In the code above, the decorator @mcp.resource serves two purposes. First, it registers the function as a handler for read requests matching the pattern logs://{filename}. Second, it implicitly sets up the listing logic. When a client requests a list of resources, the SDK uses this definition to understand available endpoints.

However, for dynamic resources like a file directory where new files might appear, we often need an explicit lister to tell the client exactly what files exist right now. The pattern matching works for reading, but listing requires iterating over the directory.

from mcp.types import Resource

@mcp.resource_listing
def list_resources() -> list[Resource]:
    """
    Scan the logs directory and return a list of available log resources.
    """
    resources = []
    if not os.path.exists(BASE_DIR):
        return []

    for filename in os.listdir(BASE_DIR):
        if filename.endswith(".log"):
            resources.append(Resource(
                uri=f"logs://{filename}",
                name=f"System Log: {filename}",
                description=f"Server application log file: {filename}",
                mimeType="text/plain"
            ))
    return resources

This separation of concerns is significant. The listing handler acts as a catalog, returning metadata (URI, name, MIME type).
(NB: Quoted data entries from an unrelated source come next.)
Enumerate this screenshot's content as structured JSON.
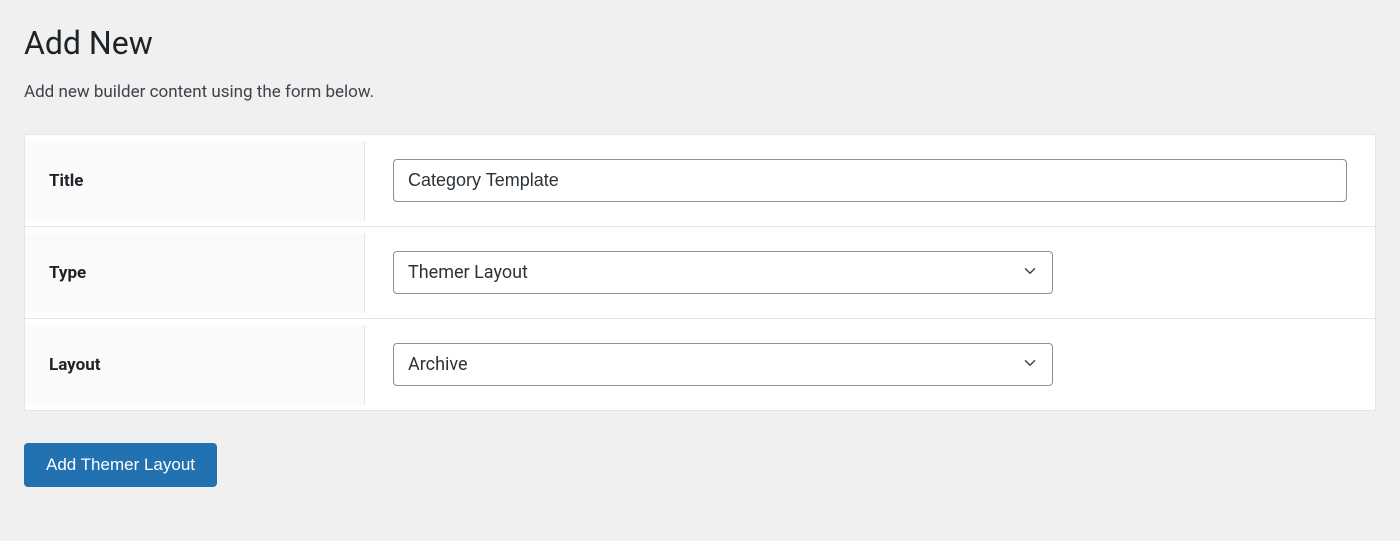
{
  "page": {
    "title": "Add New",
    "description": "Add new builder content using the form below."
  },
  "form": {
    "title": {
      "label": "Title",
      "value": "Category Template"
    },
    "type": {
      "label": "Type",
      "selected": "Themer Layout"
    },
    "layout": {
      "label": "Layout",
      "selected": "Archive"
    }
  },
  "button": {
    "submit": "Add Themer Layout"
  }
}
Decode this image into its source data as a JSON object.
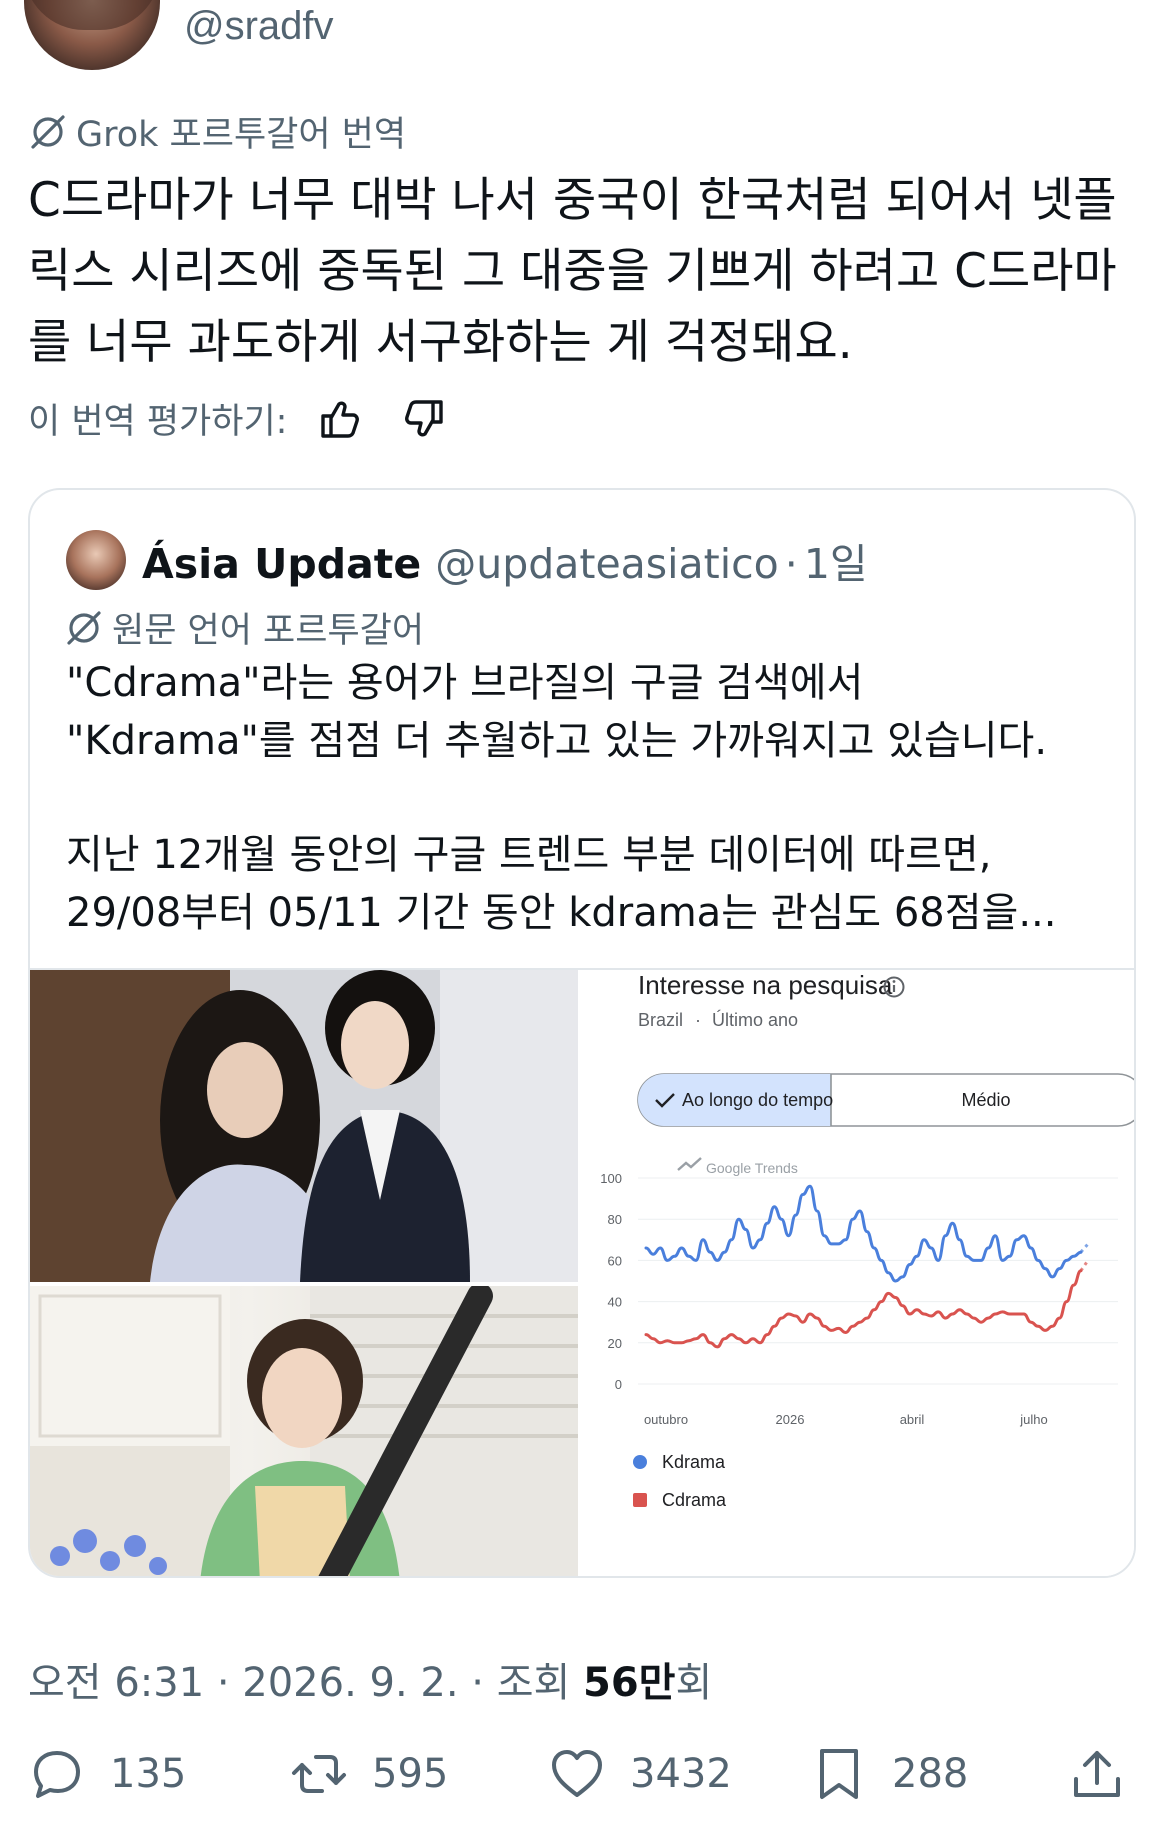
{
  "author": {
    "handle": "@sradfv"
  },
  "translation": {
    "label": "Grok 포르투갈어 번역"
  },
  "tweet": {
    "lines": [
      "C드라마가 너무 대박 나서 중국이 한국처럼 되어서 넷플",
      "릭스 시리즈에 중독된 그 대중을 기쁘게 하려고 C드라마",
      "를 너무 과도하게 서구화하는 게 걱정돼요."
    ]
  },
  "rating": {
    "label": "이 번역 평가하기:",
    "up_icon": "thumbs-up-icon",
    "down_icon": "thumbs-down-icon"
  },
  "quote": {
    "name": "Ásia Update",
    "handle": "@updateasiatico",
    "dot": "·",
    "time": "1일",
    "lang_label": "원문 언어 포르투갈어",
    "paragraphs": [
      [
        "\"Cdrama\"라는 용어가 브라질의 구글 검색에서",
        "\"Kdrama\"를 점점 더 추월하고 있는 가까워지고 있습니다."
      ],
      [
        "지난 12개월 동안의 구글 트렌드 부분 데이터에 따르면,",
        "29/08부터 05/11 기간 동안 kdrama는 관심도 68점을..."
      ]
    ]
  },
  "trends": {
    "title": "Interesse na pesquisa",
    "subtitle_region": "Brazil",
    "subtitle_sep": "·",
    "subtitle_period": "Último ano",
    "toggle_left": "Ao longo do tempo",
    "toggle_right": "Médio",
    "watermark": "Google Trends"
  },
  "chart_data": {
    "type": "line",
    "title": "Interesse na pesquisa",
    "ylim": [
      0,
      100
    ],
    "yticks": [
      0,
      20,
      40,
      60,
      80,
      100
    ],
    "xticks": [
      "outubro",
      "2026",
      "abril",
      "julho"
    ],
    "grid": true,
    "legend": "bottom",
    "series": [
      {
        "name": "Kdrama",
        "color": "#4a7fdc",
        "values": [
          66,
          63,
          66,
          60,
          62,
          66,
          62,
          60,
          70,
          64,
          60,
          64,
          70,
          80,
          75,
          66,
          70,
          78,
          86,
          80,
          72,
          82,
          92,
          96,
          84,
          72,
          68,
          68,
          70,
          80,
          84,
          74,
          66,
          60,
          54,
          50,
          52,
          58,
          62,
          70,
          66,
          60,
          72,
          78,
          70,
          62,
          60,
          60,
          66,
          72,
          60,
          62,
          70,
          72,
          66,
          60,
          56,
          52,
          56,
          60,
          62,
          64,
          68
        ]
      },
      {
        "name": "Cdrama",
        "color": "#d9534f",
        "values": [
          24,
          22,
          20,
          21,
          20,
          20,
          21,
          22,
          24,
          20,
          18,
          22,
          24,
          22,
          20,
          22,
          20,
          24,
          28,
          32,
          34,
          33,
          30,
          34,
          32,
          28,
          26,
          27,
          25,
          28,
          30,
          32,
          36,
          40,
          44,
          42,
          38,
          34,
          36,
          34,
          33,
          35,
          32,
          34,
          36,
          34,
          32,
          30,
          32,
          34,
          35,
          34,
          34,
          34,
          30,
          28,
          26,
          28,
          32,
          40,
          48,
          55,
          60
        ]
      }
    ]
  },
  "footer": {
    "prefix": "오전 6:31 · 2026. 9. 2. · 조회 ",
    "views": "56만",
    "suffix": "회"
  },
  "actions": {
    "replies": "135",
    "retweets": "595",
    "likes": "3432",
    "bookmarks": "288"
  }
}
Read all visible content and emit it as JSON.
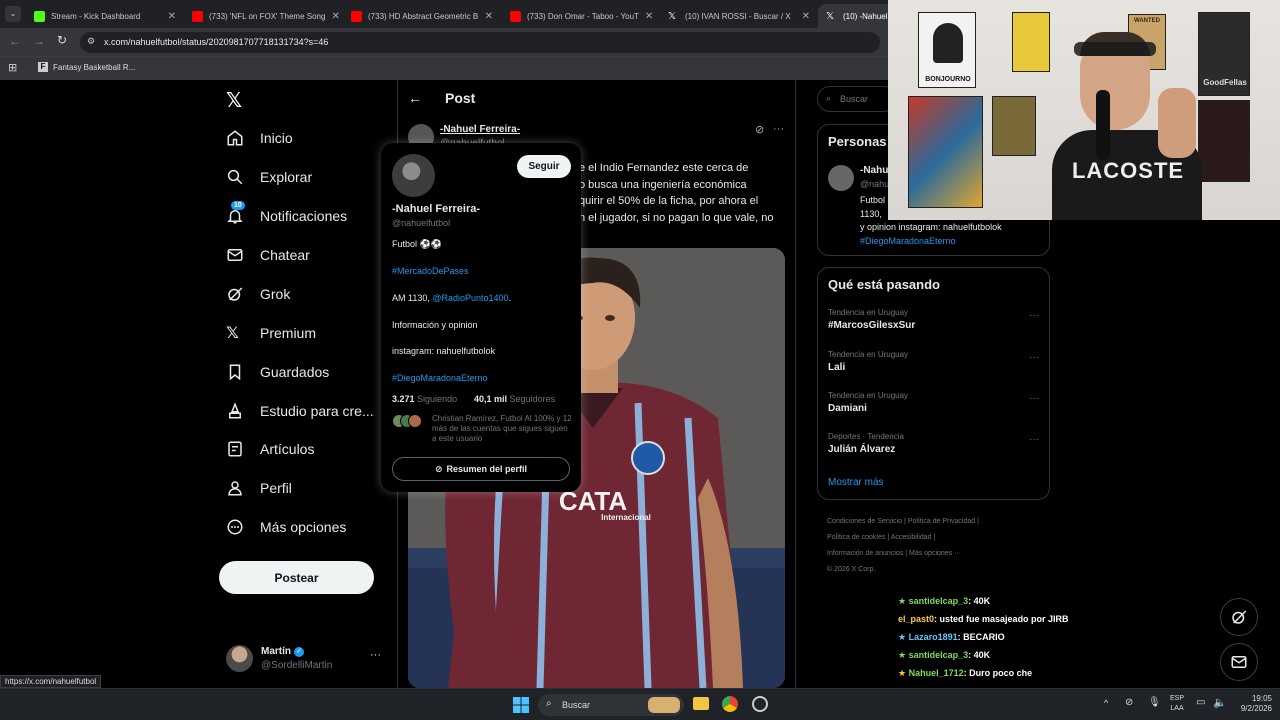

The read handler executes the I/O operation when a specific URI is requested.

The following diagram illustrates the message flow when a client interacts with these handlers.

The sequence of operations separates resource discovery from content retrieval, allowing clients to index available contexts before requesting heavy data payloads.

Adding a Contextual Prompt

While raw access to files is useful, prompts allow us to package this data into actionable instructions. We can define a prompt that automatically retrieves a log file and asks the LLM to analyze it. This removes the burden of prompt engineering from the end-user.

We define a prompt named analyze-log that accepts a filename argument.

@mcp.prompt("analyze-log")
def analyze_log_prompt(filename: str) -> list:
    """
    Create a prompt context to analyze a specific log file.
    """
    return [
        {
            "role": "user",
            "content": {
                "type": "text",
                "text": f"Please analyze the following log file for errors and warning patterns: logs://{filename}"
            }
        }
    ]

When this prompt is selected in the client, it injects a user message containing the URI. The client, recognizing the URI, will fetch the content using our previously defined resource handler and embed it into the context window before sending it to the LLM.

Running the Server

The FastMCP class handles the underlying JSON-RPC communication over standard input/output (stdio). To run the server, you simply invoke the script.

if __name__ == "__main__":
    mcp.run()

To test this integration, you do not run this Python script directly in isolation. Instead, you configure an MCP client (like the MCP Inspector or Claude Desktop) to execute this script. The client manages the process lifecycle, sending requests to stdin and reading responses from stdout.

Security Measures

Exposing a file system to an LLM requires strict boundary enforcement. In our get_log_file function, we implemented a basic path traversal check (..). In a production environment, you should use more rigorous path validation:

1. Path Normalization: Resolve the requested path to its absolute form.
2. Prefix Checking: Verify that the resolved path starts with the BASE_DIR path.
3. Read-Only Mode: Ensure the file system permissions for the server process are restricted to read-only access for the data directories.

By following these patterns, you establish a secure channel for local data to enter the model's context, transforming static files into dynamic knowledge resources.